The Company maintains standby letters of credit primarily for the benefit of its workers’ compensation insurance carriers. At March 30, 2014, the Company had letters of credit of $19.6 million outstanding. In addition, as part of the acquisition of HRX, certain members of the selling stockholders’ group agreed to provide collateral supporting additional standby letters of credit totaling $40,000 at March 30, 2014.
The Company is in compliance with the financial covenants under the Revolving Credit Facility.
Senior Subordinated Notes
In 2005, in conjunction with the purchase of Seaton by Leeds Equity Partners, the Company issued two senior subordinated notes with detachable warrants totaling $13.0 million. The senior subordinated notes and warrants are held by an affiliate of Leeds Equity Partners. The notes are composed of a $7.0 million note, which initially provided for interest paid in cash on a quarterly basis at 12%; a $6.0 million face amount note, which initially provided for accrued interest paid in-kind at 14%; and warrants, which are convertible into fully diluted common stock and Class A preferred stock. The difference between the notes’ face amount and their initial carrying amount of $11.7 million was due to the fair value of the warrants issued. This difference was recorded as a discount of $1.3 million and is amortized over the term of the note using the effective interest method.
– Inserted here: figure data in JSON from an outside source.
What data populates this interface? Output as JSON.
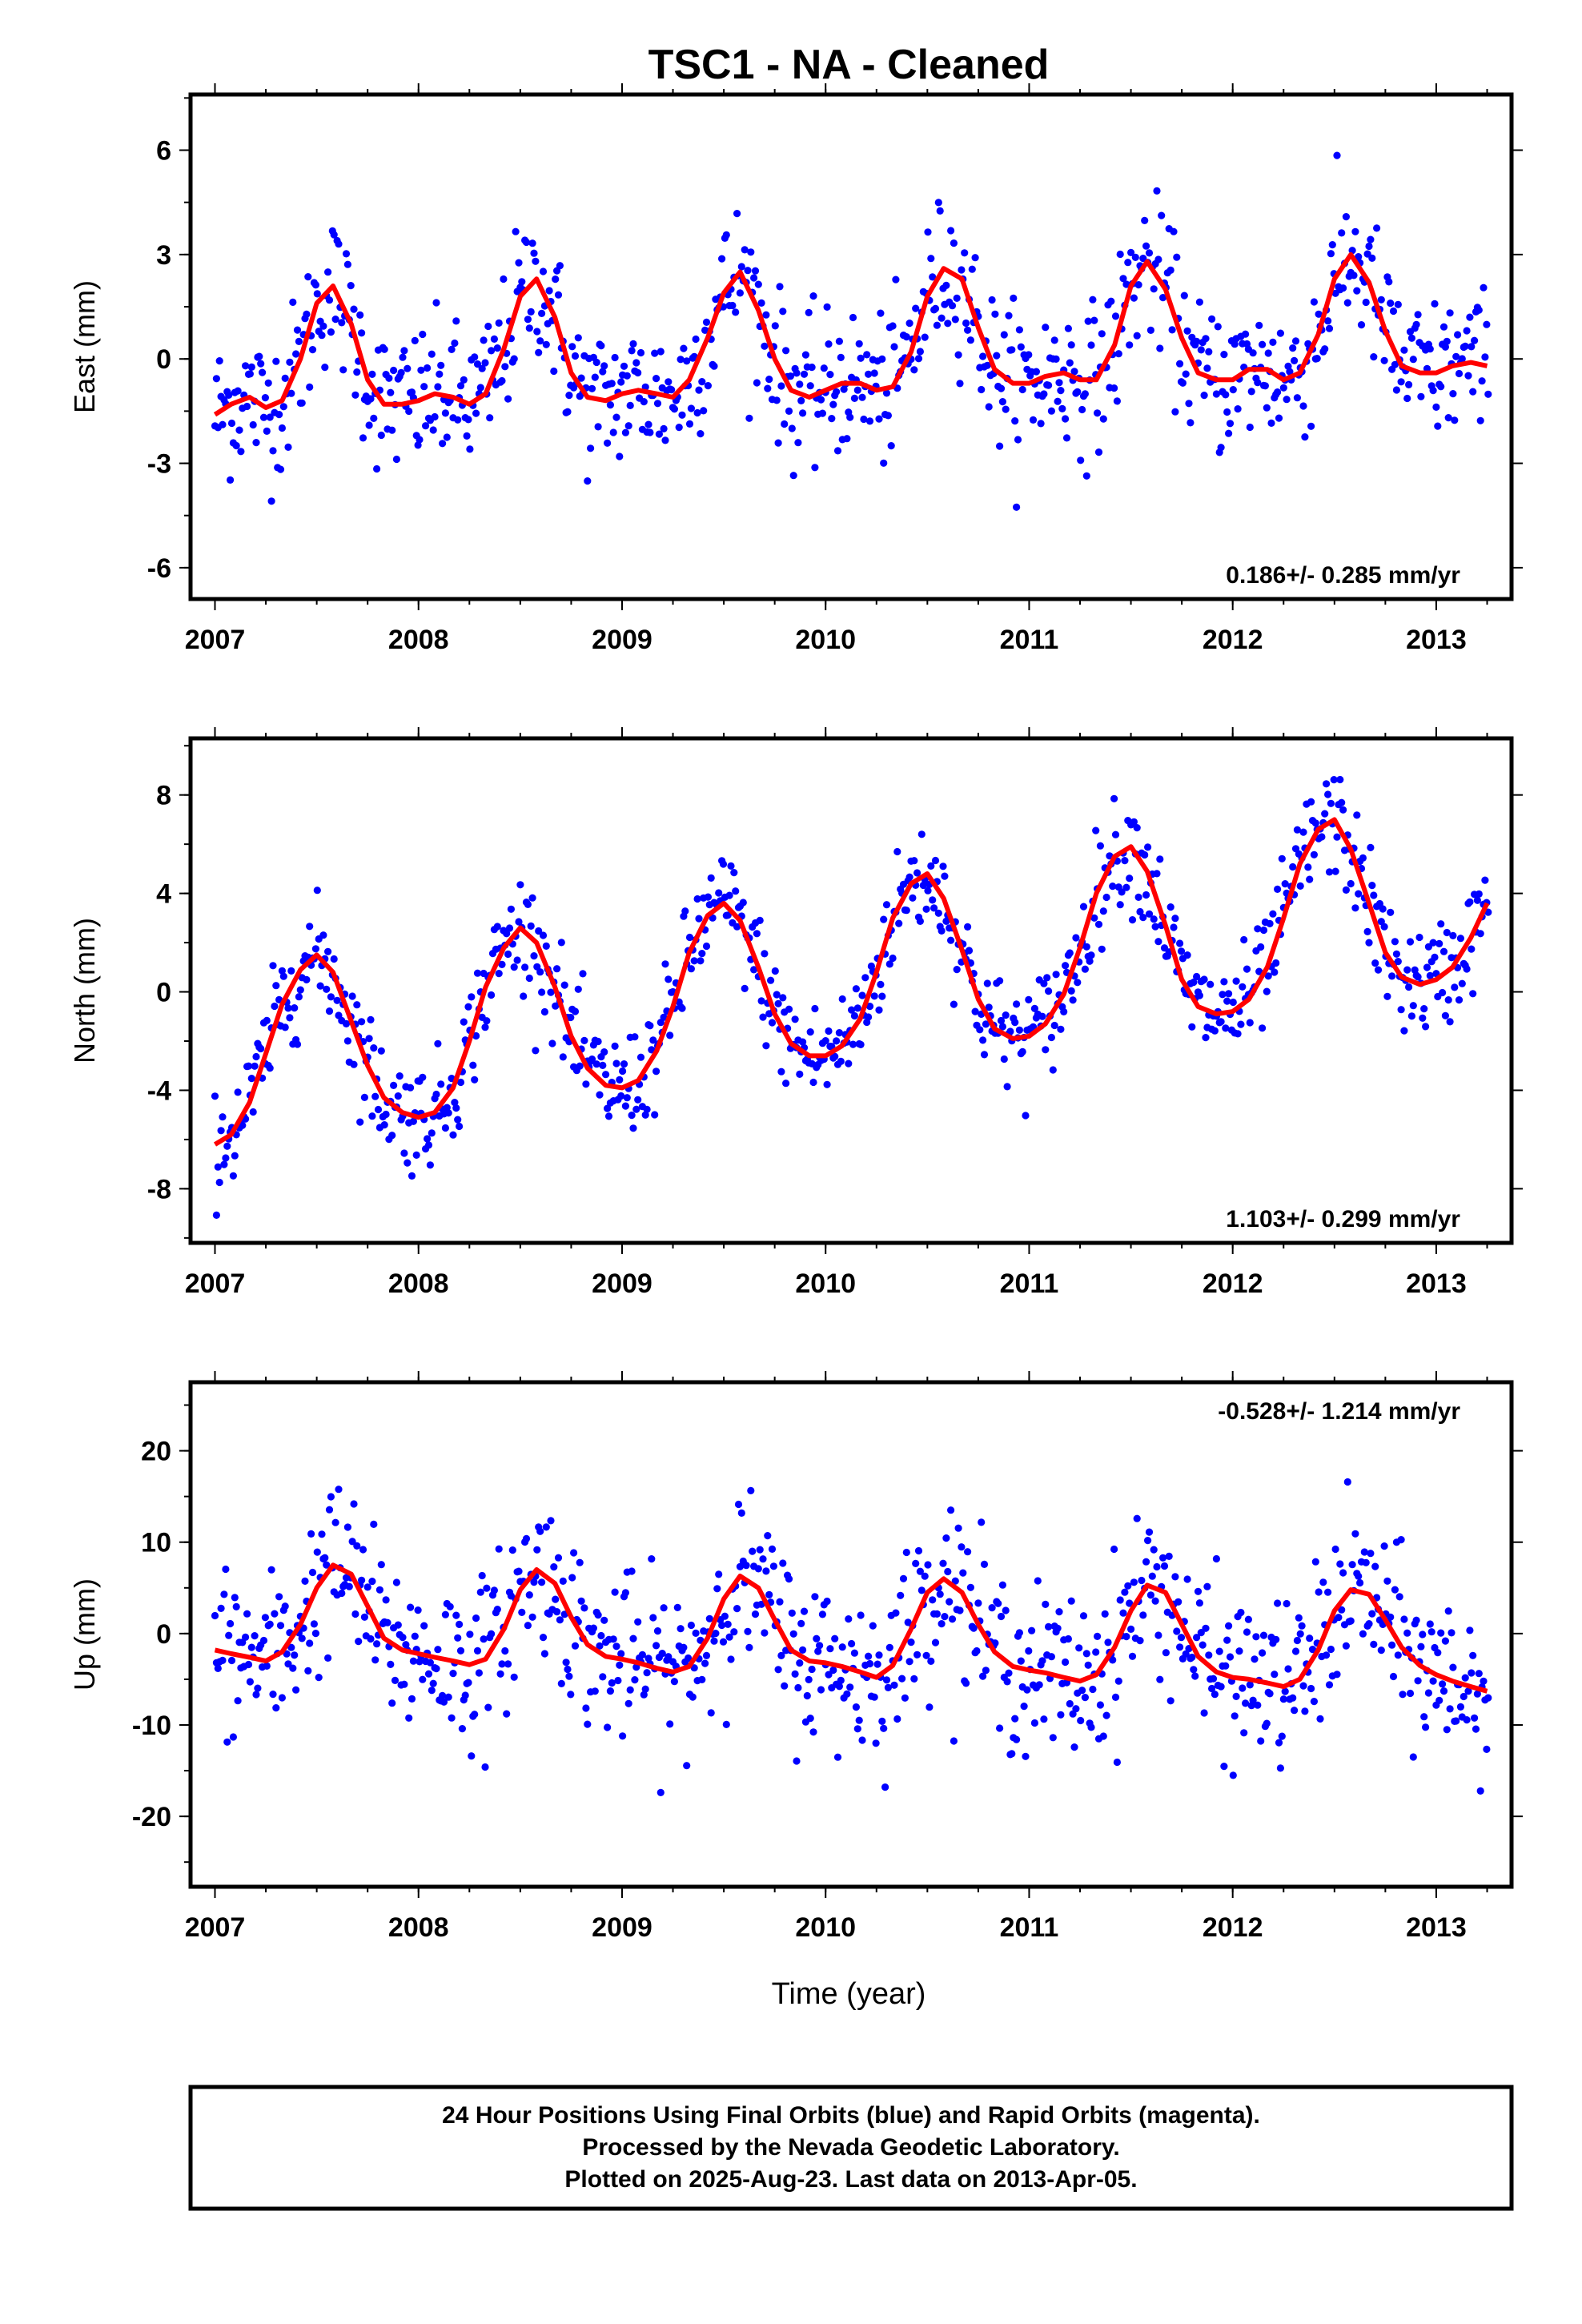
{
  "title": "TSC1  - NA - Cleaned",
  "xlabel": "Time (year)",
  "footer": {
    "line1": "24 Hour Positions Using Final Orbits (blue) and Rapid Orbits (magenta).",
    "line2": "Processed by the Nevada Geodetic Laboratory.",
    "line3": "Plotted on 2025-Aug-23. Last data on 2013-Apr-05."
  },
  "colors": {
    "data": "#0000ff",
    "model": "#ff0000",
    "frame": "#000000"
  },
  "chart_data": [
    {
      "type": "scatter",
      "ylabel": "East (mm)",
      "rate_label": "0.186+/- 0.285 mm/yr",
      "rate_position": "bottom-right",
      "xlim": [
        2006.88,
        2013.37
      ],
      "ylim": [
        -6.9,
        7.6
      ],
      "yticks": [
        -6,
        -3,
        0,
        3,
        6
      ],
      "xticks": [
        2007,
        2008,
        2009,
        2010,
        2011,
        2012,
        2013
      ],
      "grid": false,
      "series": [
        {
          "values_description_note": null,
          "x": [
            2007.0,
            2007.08,
            2007.17,
            2007.25,
            2007.33,
            2007.42,
            2007.5,
            2007.58,
            2007.67,
            2007.75,
            2007.83,
            2007.92,
            2008.0,
            2008.08,
            2008.17,
            2008.25,
            2008.33,
            2008.42,
            2008.5,
            2008.58,
            2008.67,
            2008.75,
            2008.83,
            2008.92,
            2009.0,
            2009.08,
            2009.17,
            2009.25,
            2009.33,
            2009.42,
            2009.5,
            2009.58,
            2009.67,
            2009.75,
            2009.83,
            2009.92,
            2010.0,
            2010.08,
            2010.17,
            2010.25,
            2010.33,
            2010.42,
            2010.5,
            2010.58,
            2010.67,
            2010.75,
            2010.83,
            2010.92,
            2011.0,
            2011.08,
            2011.17,
            2011.25,
            2011.33,
            2011.42,
            2011.5,
            2011.58,
            2011.67,
            2011.75,
            2011.83,
            2011.92,
            2012.0,
            2012.08,
            2012.17,
            2012.25,
            2012.33,
            2012.42,
            2012.5,
            2012.58,
            2012.67,
            2012.75,
            2012.83,
            2012.92,
            2013.0,
            2013.08,
            2013.17,
            2013.25
          ],
          "y": [
            -1.6,
            -1.3,
            -1.1,
            -1.4,
            -1.2,
            0.0,
            1.6,
            2.1,
            1.0,
            -0.6,
            -1.3,
            -1.3,
            -1.2,
            -1.0,
            -1.1,
            -1.3,
            -1.0,
            0.3,
            1.8,
            2.3,
            1.2,
            -0.4,
            -1.1,
            -1.2,
            -1.0,
            -0.9,
            -1.0,
            -1.1,
            -0.6,
            0.6,
            1.9,
            2.5,
            1.4,
            0.0,
            -0.9,
            -1.1,
            -0.9,
            -0.7,
            -0.7,
            -0.9,
            -0.8,
            0.2,
            1.8,
            2.6,
            2.3,
            0.9,
            -0.3,
            -0.7,
            -0.7,
            -0.5,
            -0.4,
            -0.6,
            -0.6,
            0.4,
            2.1,
            2.8,
            2.0,
            0.6,
            -0.4,
            -0.6,
            -0.6,
            -0.3,
            -0.3,
            -0.6,
            -0.4,
            0.7,
            2.3,
            3.0,
            2.2,
            0.8,
            -0.2,
            -0.4,
            -0.4,
            -0.2,
            -0.1,
            -0.2
          ],
          "name": ""
        }
      ]
    },
    {
      "type": "scatter",
      "ylabel": "North (mm)",
      "rate_label": "1.103+/- 0.299 mm/yr",
      "rate_position": "bottom-right",
      "xlim": [
        2006.88,
        2013.37
      ],
      "ylim": [
        -10.2,
        10.3
      ],
      "yticks": [
        -8,
        -4,
        0,
        4,
        8
      ],
      "xticks": [
        2007,
        2008,
        2009,
        2010,
        2011,
        2012,
        2013
      ],
      "grid": false,
      "series": [
        {
          "x": [
            2007.0,
            2007.08,
            2007.17,
            2007.25,
            2007.33,
            2007.42,
            2007.5,
            2007.58,
            2007.67,
            2007.75,
            2007.83,
            2007.92,
            2008.0,
            2008.08,
            2008.17,
            2008.25,
            2008.33,
            2008.42,
            2008.5,
            2008.58,
            2008.67,
            2008.75,
            2008.83,
            2008.92,
            2009.0,
            2009.08,
            2009.17,
            2009.25,
            2009.33,
            2009.42,
            2009.5,
            2009.58,
            2009.67,
            2009.75,
            2009.83,
            2009.92,
            2010.0,
            2010.08,
            2010.17,
            2010.25,
            2010.33,
            2010.42,
            2010.5,
            2010.58,
            2010.67,
            2010.75,
            2010.83,
            2010.92,
            2011.0,
            2011.08,
            2011.17,
            2011.25,
            2011.33,
            2011.42,
            2011.5,
            2011.58,
            2011.67,
            2011.75,
            2011.83,
            2011.92,
            2012.0,
            2012.08,
            2012.17,
            2012.25,
            2012.33,
            2012.42,
            2012.5,
            2012.58,
            2012.67,
            2012.75,
            2012.83,
            2012.92,
            2013.0,
            2013.08,
            2013.17,
            2013.25
          ],
          "y": [
            -6.2,
            -5.8,
            -4.5,
            -2.5,
            -0.5,
            0.9,
            1.5,
            0.8,
            -1.2,
            -3.0,
            -4.3,
            -4.9,
            -5.1,
            -4.9,
            -3.9,
            -2.0,
            0.2,
            1.8,
            2.6,
            2.0,
            0.2,
            -1.8,
            -3.1,
            -3.8,
            -3.9,
            -3.6,
            -2.4,
            -0.6,
            1.6,
            3.1,
            3.6,
            2.9,
            1.0,
            -0.9,
            -2.1,
            -2.6,
            -2.6,
            -2.2,
            -1.1,
            0.8,
            3.0,
            4.4,
            4.8,
            3.8,
            1.7,
            -0.3,
            -1.5,
            -1.9,
            -1.8,
            -1.3,
            -0.1,
            1.8,
            4.0,
            5.5,
            5.9,
            4.9,
            2.7,
            0.5,
            -0.6,
            -0.9,
            -0.8,
            -0.3,
            1.0,
            3.0,
            5.2,
            6.6,
            7.0,
            5.8,
            3.6,
            1.6,
            0.6,
            0.3,
            0.5,
            1.0,
            2.2,
            3.6
          ],
          "name": ""
        }
      ]
    },
    {
      "type": "scatter",
      "ylabel": "Up (mm)",
      "rate_label": "-0.528+/- 1.214 mm/yr",
      "rate_position": "top-right",
      "xlim": [
        2006.88,
        2013.37
      ],
      "ylim": [
        -27.7,
        27.5
      ],
      "yticks": [
        -20,
        -10,
        0,
        10,
        20
      ],
      "xticks": [
        2007,
        2008,
        2009,
        2010,
        2011,
        2012,
        2013
      ],
      "grid": false,
      "series": [
        {
          "x": [
            2007.0,
            2007.08,
            2007.17,
            2007.25,
            2007.33,
            2007.42,
            2007.5,
            2007.58,
            2007.67,
            2007.75,
            2007.83,
            2007.92,
            2008.0,
            2008.08,
            2008.17,
            2008.25,
            2008.33,
            2008.42,
            2008.5,
            2008.58,
            2008.67,
            2008.75,
            2008.83,
            2008.92,
            2009.0,
            2009.08,
            2009.17,
            2009.25,
            2009.33,
            2009.42,
            2009.5,
            2009.58,
            2009.67,
            2009.75,
            2009.83,
            2009.92,
            2010.0,
            2010.08,
            2010.17,
            2010.25,
            2010.33,
            2010.42,
            2010.5,
            2010.58,
            2010.67,
            2010.75,
            2010.83,
            2010.92,
            2011.0,
            2011.08,
            2011.17,
            2011.25,
            2011.33,
            2011.42,
            2011.5,
            2011.58,
            2011.67,
            2011.75,
            2011.83,
            2011.92,
            2012.0,
            2012.08,
            2012.17,
            2012.25,
            2012.33,
            2012.42,
            2012.5,
            2012.58,
            2012.67,
            2012.75,
            2012.83,
            2012.92,
            2013.0,
            2013.08,
            2013.17,
            2013.25
          ],
          "y": [
            -1.8,
            -2.2,
            -2.6,
            -3.0,
            -2.0,
            1.0,
            5.0,
            7.5,
            6.5,
            3.0,
            -0.5,
            -1.8,
            -2.2,
            -2.6,
            -3.0,
            -3.4,
            -2.8,
            0.5,
            4.8,
            7.0,
            5.5,
            1.8,
            -1.2,
            -2.5,
            -2.8,
            -3.2,
            -3.8,
            -4.2,
            -3.6,
            -0.5,
            3.8,
            6.3,
            5.0,
            1.5,
            -1.8,
            -3.0,
            -3.2,
            -3.6,
            -4.2,
            -4.8,
            -3.5,
            0.5,
            4.5,
            6.0,
            4.5,
            1.0,
            -2.0,
            -3.6,
            -4.0,
            -4.3,
            -4.8,
            -5.2,
            -4.5,
            -1.5,
            2.5,
            5.3,
            4.5,
            1.0,
            -2.5,
            -4.2,
            -4.8,
            -5.0,
            -5.4,
            -5.8,
            -5.0,
            -1.8,
            2.5,
            4.8,
            4.3,
            1.5,
            -1.5,
            -3.5,
            -4.5,
            -5.2,
            -5.8,
            -6.3
          ],
          "name": ""
        }
      ]
    }
  ]
}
Also in conjunction with the purchase of Seaton by Leeds Equity Partners, the Company issued subordinated promissory notes (subordinated debt payable to selling stockholders) totaling $10.0 million. These notes provide for accrued interest paid in-kind at 6% on a quarterly basis.
In December 2005, affiliates of Leeds Equity Partners and certain of the Company’s stockholders entered into an agreement for $3.0 million in additional senior subordinated notes, which provide for accrued interest paid in-kind at 15%. As part of the December 2005 transaction, the terms of the initial $13.0 million senior subordinated notes were amended to provide that interest, including interest already accrued, would henceforth be paid in-kind at 15%.
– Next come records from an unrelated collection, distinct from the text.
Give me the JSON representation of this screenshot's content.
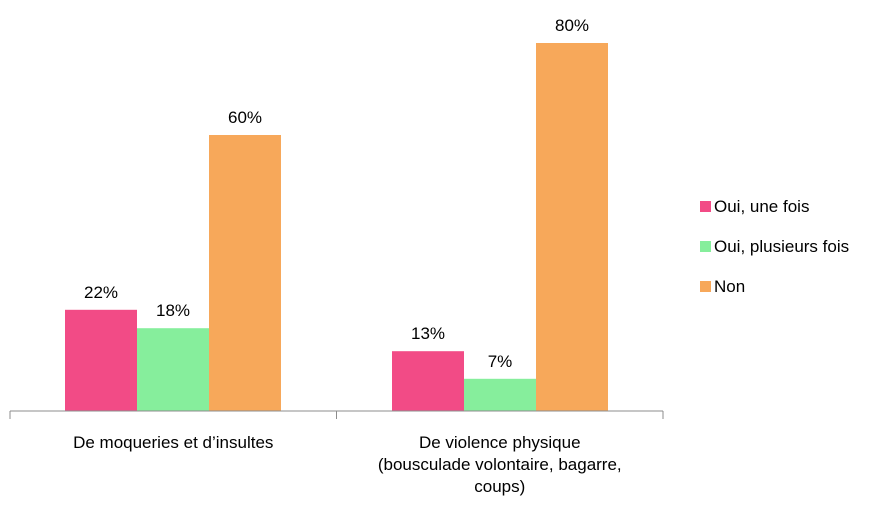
{
  "chart_data": {
    "type": "bar",
    "categories": [
      [
        "De moqueries et d’insultes"
      ],
      [
        "De violence physique",
        "(bousculade volontaire, bagarre,",
        "coups)"
      ]
    ],
    "series": [
      {
        "name": "Oui, une fois",
        "values": [
          22,
          13
        ],
        "color": "#f24b86"
      },
      {
        "name": "Oui, plusieurs fois",
        "values": [
          18,
          7
        ],
        "color": "#86ee9c"
      },
      {
        "name": "Non",
        "values": [
          60,
          80
        ],
        "color": "#f7a85a"
      }
    ],
    "value_labels": [
      [
        "22%",
        "13%"
      ],
      [
        "18%",
        "7%"
      ],
      [
        "60%",
        "80%"
      ]
    ],
    "ylim": [
      0,
      100
    ],
    "legend_position": "right",
    "grid": false
  }
}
Seaton’s effective tax rate on historical losses for the thirteen weeks ended March 30, 2014, was 30.1%. The principal difference between a statutory federal income tax rate of 34% and Seaton’s effective tax rate results primarily from nondeductible goodwill amortization of an electing private company.
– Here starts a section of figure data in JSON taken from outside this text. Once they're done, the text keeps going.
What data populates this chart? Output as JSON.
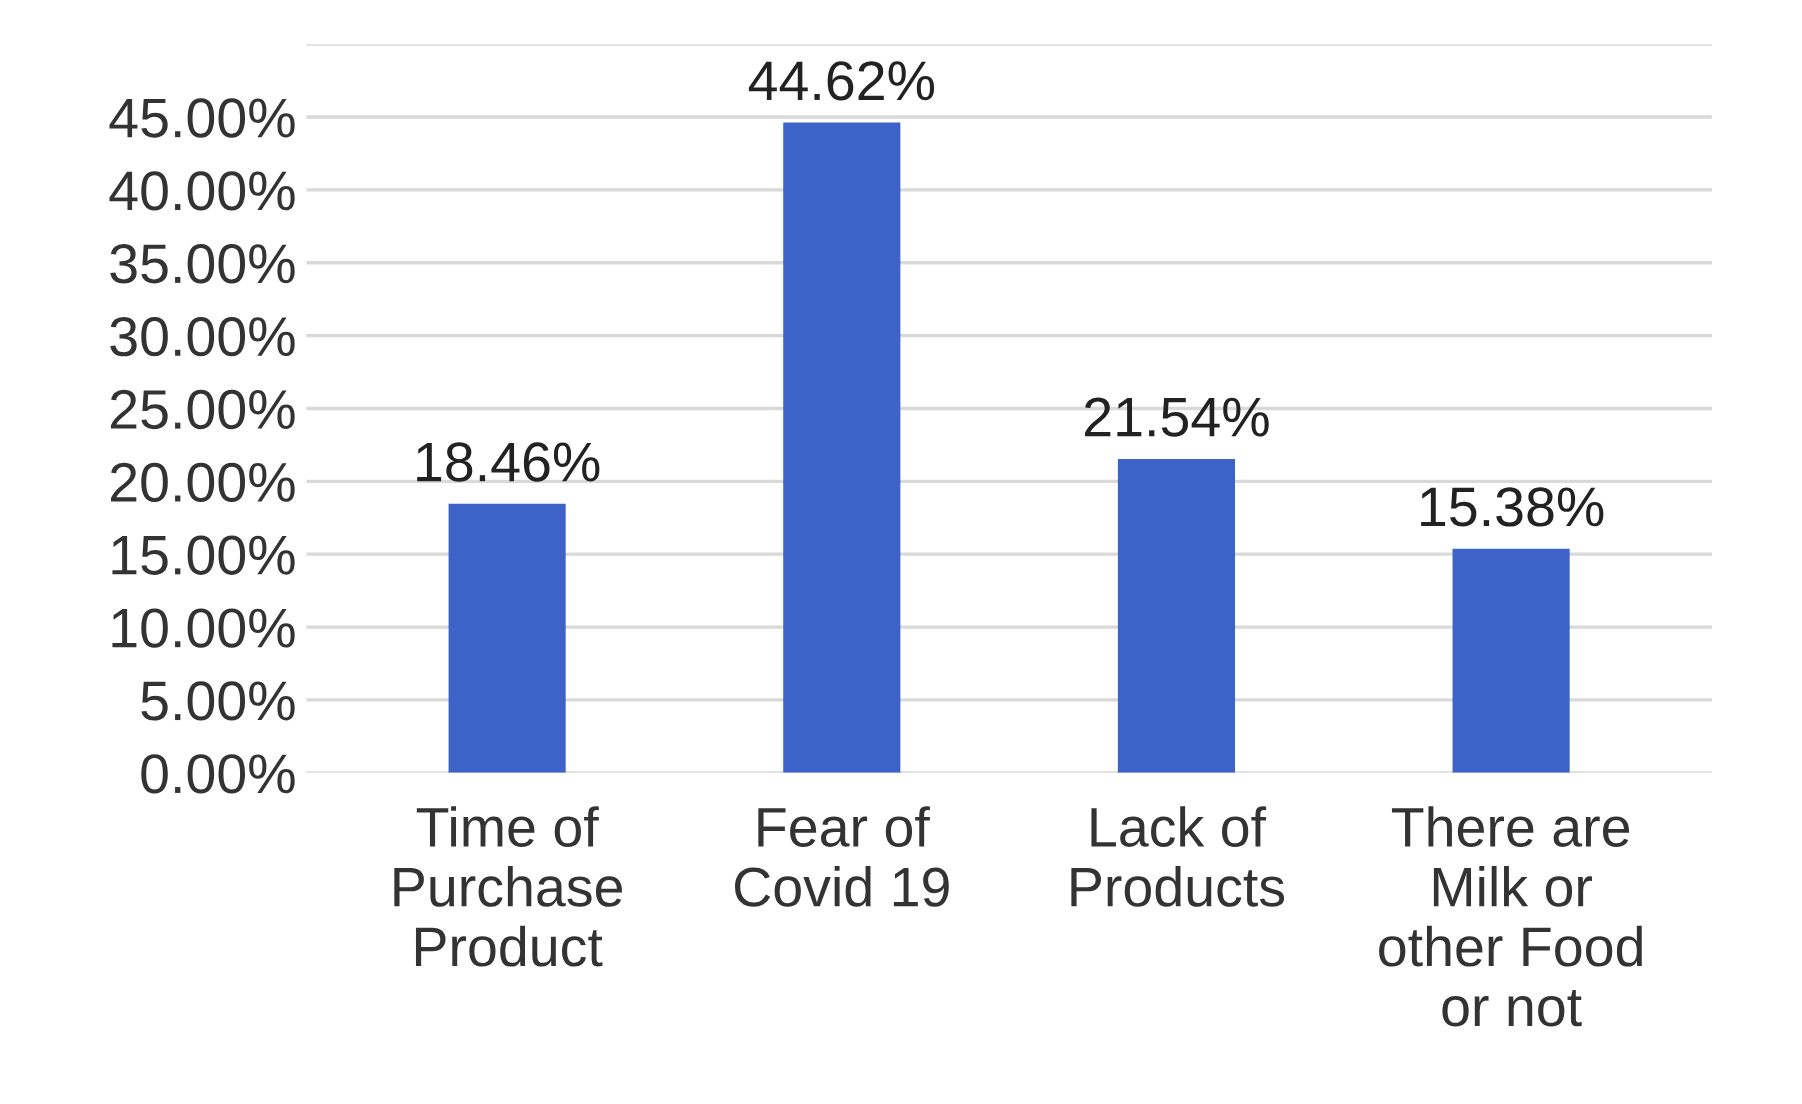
{
  "chart_data": {
    "type": "bar",
    "categories": [
      "Time of\nPurchase\nProduct",
      "Fear of\nCovid 19",
      "Lack of\nProducts",
      "There are\nMilk or\nother Food\nor not"
    ],
    "values": [
      18.46,
      44.62,
      21.54,
      15.38
    ],
    "value_labels": [
      "18.46%",
      "44.62%",
      "21.54%",
      "15.38%"
    ],
    "color": "#3d63c9",
    "ylim": [
      0,
      50
    ],
    "yticks": [
      {
        "value": 0,
        "label": "0.00%"
      },
      {
        "value": 5,
        "label": "5.00%"
      },
      {
        "value": 10,
        "label": "10.00%"
      },
      {
        "value": 15,
        "label": "15.00%"
      },
      {
        "value": 20,
        "label": "20.00%"
      },
      {
        "value": 25,
        "label": "25.00%"
      },
      {
        "value": 30,
        "label": "30.00%"
      },
      {
        "value": 35,
        "label": "35.00%"
      },
      {
        "value": 40,
        "label": "40.00%"
      },
      {
        "value": 45,
        "label": "45.00%"
      },
      {
        "value": 50,
        "label": null
      }
    ],
    "grid": "y",
    "legend": false
  }
}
Seaton’s effective tax rate on historical losses for the thirteen weeks ended March 31, 2013 was 87.4%. The principal difference between a statutory federal income tax rate of 34% and Seaton’s effective tax rate results primarily from Seaton’s change in deferred tax valuation allowances due to their change in accounting policy during the year to amortize goodwill for financial reporting purposes.
The Company has evaluated its March 30, 2014, unaudited condensed consolidated financial statements for subsequent events
through August 8, 2014, the date the unaudited condensed consolidated financial statements were available to be issued.
Effective June 30, 2014, the acquisition of all of the outstanding equity interests of the Company by TrueBlue, Inc. ("TrueBlue") was completed pursuant to a Stock Purchase Agreement, dated June 1, 2014. As a result of the acquisition, the Company became a wholly-owned subsidiary of TrueBlue.
The Company is not aware of any other subsequent events that would require recognition or disclosure in the unaudited condensed consolidated financial statements.